Consider finally a strategy whereby smart contracts record ownership and copyright information from the content provider prior to a CCA issuing transactions. Upon a transaction being issued, other smart contracts will communicate with the ownership record contract to establish the validity of the transaction and either pass or reject and penalise the issuer.

Incentivisation

Blockchain technology makes it remarkably easy to create token systems, from tradeable sub-currencies to systems with no corresponding real-world value. This coupled with smart contracts that compute, collect / dispense fees, would enable on-chain, automated payments for the fair use of resources but also alternatively provide reward token schemes for both CCA transaction issuers and content providers that appropriately incentivise both parties to participate in blockchain enabled CCA transaction.

Cost control

Smart contracts are essentially autonomous agents that can act on behalf of an entity be it a Dapp (distributed application) or even another smart contract. Special contracts can be created whereby CCA transaction issuers can set cost bounds. Whenever a cost bound is breached, the smart contract can infer from the context whether to update the bound or block the transaction altogether and notify the origin CCA, which in turn may decide to filter out the blocked content from subsequent answers / responses.

Conclusion

We propose a blockchain-based, content monetisation scheme that is appropriate for the requirements of Cognitive Computing Applications. At the essence of the monetisation scheme is the real-time mapping between a CCA transaction (a user asking a question to the Q/A module) and a blockchain transaction that contains the source of the transaction, the source of the content and the extent of the resource that was distributed. Once details about the value of a unit of content are established and agreed (the blockchain could also be used to manage auctions whereby CCAs can discover and use content providers with the most appropriate fees for their quality requirements and budget) the CCA transaction issuer is guaranteed that the costs incurred will follow directly from the probability distribution p(D|Q).
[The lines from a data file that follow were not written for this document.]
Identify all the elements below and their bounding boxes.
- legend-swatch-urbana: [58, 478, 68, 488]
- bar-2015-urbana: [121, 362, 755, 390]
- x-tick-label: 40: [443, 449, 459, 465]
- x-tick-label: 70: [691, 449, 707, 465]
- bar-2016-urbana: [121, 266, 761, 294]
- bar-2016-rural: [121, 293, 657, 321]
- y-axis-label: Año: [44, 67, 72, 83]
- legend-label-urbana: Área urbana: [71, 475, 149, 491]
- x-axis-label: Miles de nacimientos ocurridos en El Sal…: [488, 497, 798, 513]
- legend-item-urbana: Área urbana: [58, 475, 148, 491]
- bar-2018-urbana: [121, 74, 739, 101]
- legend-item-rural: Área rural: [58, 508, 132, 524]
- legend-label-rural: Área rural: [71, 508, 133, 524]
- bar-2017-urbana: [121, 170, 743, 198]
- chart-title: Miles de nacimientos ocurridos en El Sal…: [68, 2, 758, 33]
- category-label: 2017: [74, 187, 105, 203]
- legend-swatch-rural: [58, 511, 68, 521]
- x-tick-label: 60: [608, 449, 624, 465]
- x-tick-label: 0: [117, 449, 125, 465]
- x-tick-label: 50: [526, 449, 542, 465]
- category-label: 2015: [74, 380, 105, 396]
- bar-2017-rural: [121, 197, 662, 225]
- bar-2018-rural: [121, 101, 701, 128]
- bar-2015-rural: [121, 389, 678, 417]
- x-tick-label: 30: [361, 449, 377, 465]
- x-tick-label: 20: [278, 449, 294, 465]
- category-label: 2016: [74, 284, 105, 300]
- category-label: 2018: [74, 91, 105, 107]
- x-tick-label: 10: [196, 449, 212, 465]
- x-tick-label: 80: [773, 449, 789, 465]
Smart contracts would autonomously regulate the recording and maintenance of ownership and copyright on behalf of content providers and will validate transactions against these records. Smart contracts would also enable CCA transaction issuers to specify and monitor cost incurred in real-time and react accordingly when a threshold has been reached. Blockchains support token systems so that on-chain fee payment can be implemented as well as any other suitable token-based incentivisation scheme aimed at establishing and increasing traction to the system from both CCA implementor and content providers. Ultimately blockchains are designed from the ground up to be secure, robust and auditable.